Le monde est encore sous le choc de la découverte d’innombrables cadavres de civils à Boutcha, après le retrait de l’armée russe. Le président ukrainien Volodymyr Zelensky a exhorté les Nations unies, mardi 5 avril, à agir « immédiatement » contre la Russie au regard des « crimes de guerre » commis en Ukraine. Dans l’entourage du chef d’Etat, certains évoquent également une « zatchistka » – mot signifiant littéralement « nettoyage » – un terme qui inspire la crainte depuis les guerres de Tchétchénie. Ce nouveau conflit armé, en tout cas, semble réveiller de vieux démons dans l’armée russe. Reste à savoir si ces exactions font partie d’un plan militaire.
Ce « nettoyage » consiste à éliminer méthodiquement chaque homme en âge de porter une arme, maison après maison, tout en livrant l’ensemble des habitants à diverses exactions. L’un des cas les plus célèbres remonte à février 2000, quand une soixantaine de civils avaient été retrouvés morts à Novye Aldi, dans la banlieue de Grozny (Tchétchénie). Quelques jours après la prise de la ville, les forces armées russes avaient traqué sans relâche les combattants rebelles. Des femmes, des enfants et des vieillards avaient également été « abattus de sang-froid, avec des armes automatiques, à bout portant », concluait une enquête de terrain de l’ONG Human Rights Watch (en anglais). Sans compter les incendies, les pillages et les viols.
« Plusieurs rapports avaient alors alerté sur cette stratégie de nettoyage », explique Carole Grimaud Potter, professeure de géopolitique spécialiste de la Russie. « Tout habitant était suspecté de terrorisme et arrêté, avant d’être interrogé dans des centres de détention. » Certains étaient torturés jusqu’à l’obtention d’aveux. La Russie, déjà, avait dénoncé « une provocation dont le but est de discréditer l’opération des forces fédérales ». Et Vladimir Poutine, déjà, avait sous-estimé les forces adverses.
Un état-major qui ne fixe aucune limite ?
Le siège de Kiev a échoué, mais les villes aux alentours ont sombré dans le chaos. Gostomel, Boutcha, Irpin, Motyzhin… Le retrait russe, une nouvelle fois, fait apparaître l’ampleur des violences commises contre les populations. Ces images de cadavres alignés ont fait replonger Raphaël Pitti dans l’horreur. L’urgentiste de guerre a effectué une trentaine de missions en Syrie. En 2013, à Alep, plus de 200 personnes avaient été tuées par l’armée syrienne, les mains liées, avant d’être jetées dans la rivière. Pour le médecin, aucun doute, « il s’agissait vraiment de terroriser les populations à titre d’exemple ».

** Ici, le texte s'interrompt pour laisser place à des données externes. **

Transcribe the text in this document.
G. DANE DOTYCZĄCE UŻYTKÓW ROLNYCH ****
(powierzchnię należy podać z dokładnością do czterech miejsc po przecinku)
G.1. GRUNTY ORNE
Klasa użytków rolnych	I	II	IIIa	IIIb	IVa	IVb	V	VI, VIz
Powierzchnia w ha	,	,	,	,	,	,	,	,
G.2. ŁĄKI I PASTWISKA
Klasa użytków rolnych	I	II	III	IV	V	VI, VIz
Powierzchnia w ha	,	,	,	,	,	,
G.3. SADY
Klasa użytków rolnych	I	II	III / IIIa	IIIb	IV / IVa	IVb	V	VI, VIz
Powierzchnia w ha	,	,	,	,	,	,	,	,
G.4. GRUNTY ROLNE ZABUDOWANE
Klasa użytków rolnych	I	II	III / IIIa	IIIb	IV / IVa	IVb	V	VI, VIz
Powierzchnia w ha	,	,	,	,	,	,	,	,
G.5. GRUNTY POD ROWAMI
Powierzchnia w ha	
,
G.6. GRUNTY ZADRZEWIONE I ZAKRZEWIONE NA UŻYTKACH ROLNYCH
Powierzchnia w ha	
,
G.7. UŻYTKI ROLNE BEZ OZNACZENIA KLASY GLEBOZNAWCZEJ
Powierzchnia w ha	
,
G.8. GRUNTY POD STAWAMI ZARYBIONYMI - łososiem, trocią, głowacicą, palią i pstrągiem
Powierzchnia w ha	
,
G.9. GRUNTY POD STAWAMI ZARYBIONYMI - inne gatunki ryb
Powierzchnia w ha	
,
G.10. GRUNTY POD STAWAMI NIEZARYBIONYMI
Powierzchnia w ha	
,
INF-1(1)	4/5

Sur le terrain, l’armée russe avait installé un état-major près de Damas en 2015, laissant les basses besognes au groupe Wagner et aux supplétifs tchétchènes. En Syrie, du moins, elle n’est pas mise en cause directement dans des exactions commises contre les civils. Encore faudrait-il connaître les règles d’engagement qu’elle avait fixées aux unités sous ses ordres. En d’autres termes : ces exactions commises en Syrie relèvent-elles « d’un modus operandi ou sont-elles la conséquence d’un laisser-faire ? » s’interroge Raphaël Pitti. « A tout le moins, cela veut dire que l’état-major russe n’a pas fixé de limites, et qu’il peut être tenu pour responsable. »
Sans détour, l’amiral Michel Olhagaray livre la même analyse dans le cas ukrainien :
« La façon dont se conduisent les Russes est typiquement dans le sens de ce qu’ils savent faire. Si ces exactions ont été commises en Ukraine, c’est qu’il n’y a pas eu d’ordre contraire. » L’amiral Michel Olhagaray à franceinfo
Reste à savoir si de tels actes sont isolés ou délibérés. « Nous savions que les plans d’invasion de Poutine incluaient des exécutions sommaires par ses militaires et ses services de renseignement », a simplement commenté Richard Moore, le directeur des services secrets britanniques, sans livrer davantage de détails.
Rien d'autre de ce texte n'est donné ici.